- The Washington Times - Friday, December 14, 2001

Europe's army, Europe's constitution, and Europe's role in the global war on terrorism all face critical tests as European Union leaders gather today in the Belgian royal palace of Laeken for a summit designed to chart the future of the 15-nation bloc.
Diplomats predict horse-trading and high principles will dominate the discussions inside the palace today and tomorrow.
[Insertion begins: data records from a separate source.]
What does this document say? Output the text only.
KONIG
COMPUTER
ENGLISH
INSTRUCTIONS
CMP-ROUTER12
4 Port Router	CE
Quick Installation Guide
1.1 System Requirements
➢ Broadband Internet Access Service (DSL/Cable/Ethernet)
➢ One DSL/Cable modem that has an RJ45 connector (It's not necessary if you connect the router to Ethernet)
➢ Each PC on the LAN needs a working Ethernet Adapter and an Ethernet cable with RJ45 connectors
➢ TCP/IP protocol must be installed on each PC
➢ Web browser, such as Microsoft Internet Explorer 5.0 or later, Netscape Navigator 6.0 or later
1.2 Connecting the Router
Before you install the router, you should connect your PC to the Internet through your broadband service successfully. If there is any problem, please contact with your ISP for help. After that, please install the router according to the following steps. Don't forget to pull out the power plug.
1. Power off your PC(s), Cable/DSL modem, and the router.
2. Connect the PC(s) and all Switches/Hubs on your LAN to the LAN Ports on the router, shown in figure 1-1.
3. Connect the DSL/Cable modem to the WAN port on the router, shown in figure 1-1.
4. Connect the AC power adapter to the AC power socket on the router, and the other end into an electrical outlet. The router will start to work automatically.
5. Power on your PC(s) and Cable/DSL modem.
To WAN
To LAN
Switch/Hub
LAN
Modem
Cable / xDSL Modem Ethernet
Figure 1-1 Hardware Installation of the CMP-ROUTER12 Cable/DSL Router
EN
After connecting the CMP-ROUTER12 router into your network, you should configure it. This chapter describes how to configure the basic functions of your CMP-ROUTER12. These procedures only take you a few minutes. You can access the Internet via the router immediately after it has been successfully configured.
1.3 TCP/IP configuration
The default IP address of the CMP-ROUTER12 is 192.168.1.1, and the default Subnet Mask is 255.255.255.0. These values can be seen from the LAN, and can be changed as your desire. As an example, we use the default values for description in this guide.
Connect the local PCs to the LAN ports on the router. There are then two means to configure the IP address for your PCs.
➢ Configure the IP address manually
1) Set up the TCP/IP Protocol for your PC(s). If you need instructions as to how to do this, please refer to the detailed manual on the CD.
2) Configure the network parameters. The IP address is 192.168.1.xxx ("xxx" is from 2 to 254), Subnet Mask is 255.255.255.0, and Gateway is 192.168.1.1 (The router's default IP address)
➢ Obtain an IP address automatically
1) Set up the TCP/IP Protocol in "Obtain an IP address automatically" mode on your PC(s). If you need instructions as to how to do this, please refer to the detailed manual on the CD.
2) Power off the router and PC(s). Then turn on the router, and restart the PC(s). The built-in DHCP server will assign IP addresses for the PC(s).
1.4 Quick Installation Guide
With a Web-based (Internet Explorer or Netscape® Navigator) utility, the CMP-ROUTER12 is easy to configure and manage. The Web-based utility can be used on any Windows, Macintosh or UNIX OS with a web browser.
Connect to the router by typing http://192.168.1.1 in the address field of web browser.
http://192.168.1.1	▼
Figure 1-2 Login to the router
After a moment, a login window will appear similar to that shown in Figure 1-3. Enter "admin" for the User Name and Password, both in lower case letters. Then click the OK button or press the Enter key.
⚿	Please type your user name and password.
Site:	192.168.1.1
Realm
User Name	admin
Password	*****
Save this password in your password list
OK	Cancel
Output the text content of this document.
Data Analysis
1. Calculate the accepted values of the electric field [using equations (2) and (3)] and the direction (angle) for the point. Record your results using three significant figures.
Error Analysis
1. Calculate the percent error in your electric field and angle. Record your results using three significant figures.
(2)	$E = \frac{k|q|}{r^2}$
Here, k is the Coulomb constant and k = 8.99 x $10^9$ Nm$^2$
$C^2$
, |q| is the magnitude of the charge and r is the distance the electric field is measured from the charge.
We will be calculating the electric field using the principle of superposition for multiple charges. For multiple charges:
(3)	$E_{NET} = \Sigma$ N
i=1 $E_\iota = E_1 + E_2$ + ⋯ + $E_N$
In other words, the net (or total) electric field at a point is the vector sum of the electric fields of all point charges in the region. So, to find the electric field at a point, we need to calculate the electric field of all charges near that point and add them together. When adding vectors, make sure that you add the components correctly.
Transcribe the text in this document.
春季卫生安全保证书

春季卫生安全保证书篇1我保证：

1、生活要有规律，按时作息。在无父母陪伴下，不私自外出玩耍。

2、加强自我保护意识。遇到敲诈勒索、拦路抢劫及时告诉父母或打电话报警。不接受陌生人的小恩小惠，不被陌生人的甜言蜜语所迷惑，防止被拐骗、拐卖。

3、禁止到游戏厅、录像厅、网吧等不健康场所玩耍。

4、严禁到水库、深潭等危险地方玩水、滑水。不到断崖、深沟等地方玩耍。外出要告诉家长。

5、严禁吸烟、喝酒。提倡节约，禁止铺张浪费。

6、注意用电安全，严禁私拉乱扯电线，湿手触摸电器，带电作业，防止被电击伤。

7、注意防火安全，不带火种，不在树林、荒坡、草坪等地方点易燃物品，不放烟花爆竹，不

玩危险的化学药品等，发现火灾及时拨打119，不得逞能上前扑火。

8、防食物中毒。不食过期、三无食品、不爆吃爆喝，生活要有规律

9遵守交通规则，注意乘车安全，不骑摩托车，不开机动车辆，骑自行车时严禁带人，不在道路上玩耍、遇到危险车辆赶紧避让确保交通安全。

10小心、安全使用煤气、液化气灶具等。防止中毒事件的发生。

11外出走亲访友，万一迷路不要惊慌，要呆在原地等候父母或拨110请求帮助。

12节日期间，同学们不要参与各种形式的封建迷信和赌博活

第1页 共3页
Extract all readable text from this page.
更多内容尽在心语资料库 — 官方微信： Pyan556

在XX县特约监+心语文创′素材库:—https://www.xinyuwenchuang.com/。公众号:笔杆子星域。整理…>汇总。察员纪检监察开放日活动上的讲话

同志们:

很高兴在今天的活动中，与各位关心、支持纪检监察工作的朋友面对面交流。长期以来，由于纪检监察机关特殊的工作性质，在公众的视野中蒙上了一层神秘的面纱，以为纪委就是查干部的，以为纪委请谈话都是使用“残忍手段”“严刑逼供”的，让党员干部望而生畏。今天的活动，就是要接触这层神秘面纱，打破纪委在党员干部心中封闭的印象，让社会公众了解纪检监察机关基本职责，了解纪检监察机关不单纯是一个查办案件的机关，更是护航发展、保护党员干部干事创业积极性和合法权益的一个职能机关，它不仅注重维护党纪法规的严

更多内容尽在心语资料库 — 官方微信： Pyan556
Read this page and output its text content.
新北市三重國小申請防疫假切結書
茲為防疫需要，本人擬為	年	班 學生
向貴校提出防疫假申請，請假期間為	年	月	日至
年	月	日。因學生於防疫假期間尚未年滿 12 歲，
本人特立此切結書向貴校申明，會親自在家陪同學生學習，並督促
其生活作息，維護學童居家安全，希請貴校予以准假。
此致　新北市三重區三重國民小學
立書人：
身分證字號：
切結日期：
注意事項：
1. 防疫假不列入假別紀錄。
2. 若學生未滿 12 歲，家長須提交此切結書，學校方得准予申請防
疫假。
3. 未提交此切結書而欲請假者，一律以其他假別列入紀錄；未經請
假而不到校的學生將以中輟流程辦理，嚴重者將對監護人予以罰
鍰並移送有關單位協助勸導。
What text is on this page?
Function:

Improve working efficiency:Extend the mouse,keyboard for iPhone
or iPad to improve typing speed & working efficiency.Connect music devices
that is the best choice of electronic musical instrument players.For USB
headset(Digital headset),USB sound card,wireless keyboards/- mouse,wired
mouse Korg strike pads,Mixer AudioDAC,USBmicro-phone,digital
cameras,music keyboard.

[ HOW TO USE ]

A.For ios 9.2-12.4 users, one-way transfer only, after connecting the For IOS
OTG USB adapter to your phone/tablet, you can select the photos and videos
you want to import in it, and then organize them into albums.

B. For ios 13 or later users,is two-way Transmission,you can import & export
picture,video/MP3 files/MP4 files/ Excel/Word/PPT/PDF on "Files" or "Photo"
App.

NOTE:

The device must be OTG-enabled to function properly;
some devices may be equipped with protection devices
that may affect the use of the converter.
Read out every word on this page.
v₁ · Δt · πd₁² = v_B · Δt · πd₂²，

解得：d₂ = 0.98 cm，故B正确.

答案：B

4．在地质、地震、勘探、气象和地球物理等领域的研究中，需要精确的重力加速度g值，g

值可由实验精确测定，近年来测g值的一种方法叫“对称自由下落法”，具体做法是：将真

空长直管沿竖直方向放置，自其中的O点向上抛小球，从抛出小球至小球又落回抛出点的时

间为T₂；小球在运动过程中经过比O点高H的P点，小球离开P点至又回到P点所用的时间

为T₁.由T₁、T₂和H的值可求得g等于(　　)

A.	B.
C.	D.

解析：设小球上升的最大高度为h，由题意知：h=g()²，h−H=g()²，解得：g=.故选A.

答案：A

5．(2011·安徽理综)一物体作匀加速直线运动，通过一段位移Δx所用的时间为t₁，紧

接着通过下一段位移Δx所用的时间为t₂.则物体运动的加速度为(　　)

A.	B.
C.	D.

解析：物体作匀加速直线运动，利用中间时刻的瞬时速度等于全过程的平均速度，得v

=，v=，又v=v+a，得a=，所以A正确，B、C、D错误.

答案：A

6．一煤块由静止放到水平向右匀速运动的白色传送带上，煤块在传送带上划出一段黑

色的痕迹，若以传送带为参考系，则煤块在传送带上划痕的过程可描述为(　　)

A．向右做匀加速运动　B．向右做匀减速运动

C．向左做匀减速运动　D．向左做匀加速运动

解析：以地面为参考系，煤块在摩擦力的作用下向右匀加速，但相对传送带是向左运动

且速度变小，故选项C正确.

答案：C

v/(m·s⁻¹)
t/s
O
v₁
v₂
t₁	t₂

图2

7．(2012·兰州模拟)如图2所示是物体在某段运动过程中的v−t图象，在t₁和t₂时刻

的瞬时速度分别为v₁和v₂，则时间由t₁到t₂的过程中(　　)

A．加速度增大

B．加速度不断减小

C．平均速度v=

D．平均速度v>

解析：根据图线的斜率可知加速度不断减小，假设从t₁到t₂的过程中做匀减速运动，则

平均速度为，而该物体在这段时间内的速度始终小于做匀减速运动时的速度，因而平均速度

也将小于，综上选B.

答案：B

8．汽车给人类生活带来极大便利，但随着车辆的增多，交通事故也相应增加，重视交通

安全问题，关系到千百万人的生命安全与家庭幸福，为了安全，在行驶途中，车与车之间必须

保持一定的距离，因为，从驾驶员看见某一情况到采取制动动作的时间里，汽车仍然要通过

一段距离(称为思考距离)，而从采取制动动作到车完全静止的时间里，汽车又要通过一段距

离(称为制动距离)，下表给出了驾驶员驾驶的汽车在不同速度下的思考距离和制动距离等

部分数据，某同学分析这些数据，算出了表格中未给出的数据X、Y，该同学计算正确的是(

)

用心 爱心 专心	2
Yesterday, some 80,000 protesters gathered in the streets of Brussels for the first major anti-globalization rally since the September 11 attacks in New York and Washington.
With negotiations going right up to the summit's opening gavel, EU leaders will be asked to declare an EU defense force operational and ready to be deployed by 2003, approve a yearlong convention of ministers and EU parliamentarians to draft a European-wide constitution, and debate a host of contentious institutional reforms to prepare for the addition of up to 12 new Eastern and Central European countries by 2004.
"We are confident we will be ready as a candidate for the EU by 2004," Latvian Foreign Minister Indulis Berzins said in an interview this week. His country is considered one of front-runners for membership.
"The real question is whether the EU will be ready for us," he said.
September 11 promises to play a major role in the talks, with Italy having just ended its lone holdout to the establishment of an EU arrest-warrant program designed to combat international terrorist networks.
EU leaders will also consider a joint border police force and improved judicial cooperation. Several cells of the al Qaeda terrorist network including one in Hamburg, Germany, that is believed to have plotted the September 11 attacks operated in EU countries.
But Afghanistan also has affected the debate over building a European defense force by 2003. Europe's minor role in the U.S.-led military campaign in Afghanistan is yet another reminder of the sharp disparity between American war-fighting capabilities and those of the continent.
Conceived as a 60,000-troop rapid deployment force to be used in peacekeeping and humanitarian missions, the EU army could be expanded to include special operations forces like those the United States has deployed in its hunt for Osama bin Laden.
German Chancellor Gerhard Schroeder told German legislators earlier this week that defeating international terrorism required "not less, but more Europe."
EU leaders are expected to declare the European force operational, even though several recent studies have found that defense budgets of a number of EU countries have not matched their promises to the force.
A reform summit in Nice, France, last year produced only minimal progress amid embarrassing public squabbling. Belgian Prime Minister Guy Verhofstadt, the summit host as holder of the rotating EU presidency through the end of the year, faces many of the same national jealousies and conflicting visions as the Laeken gathering gets under way.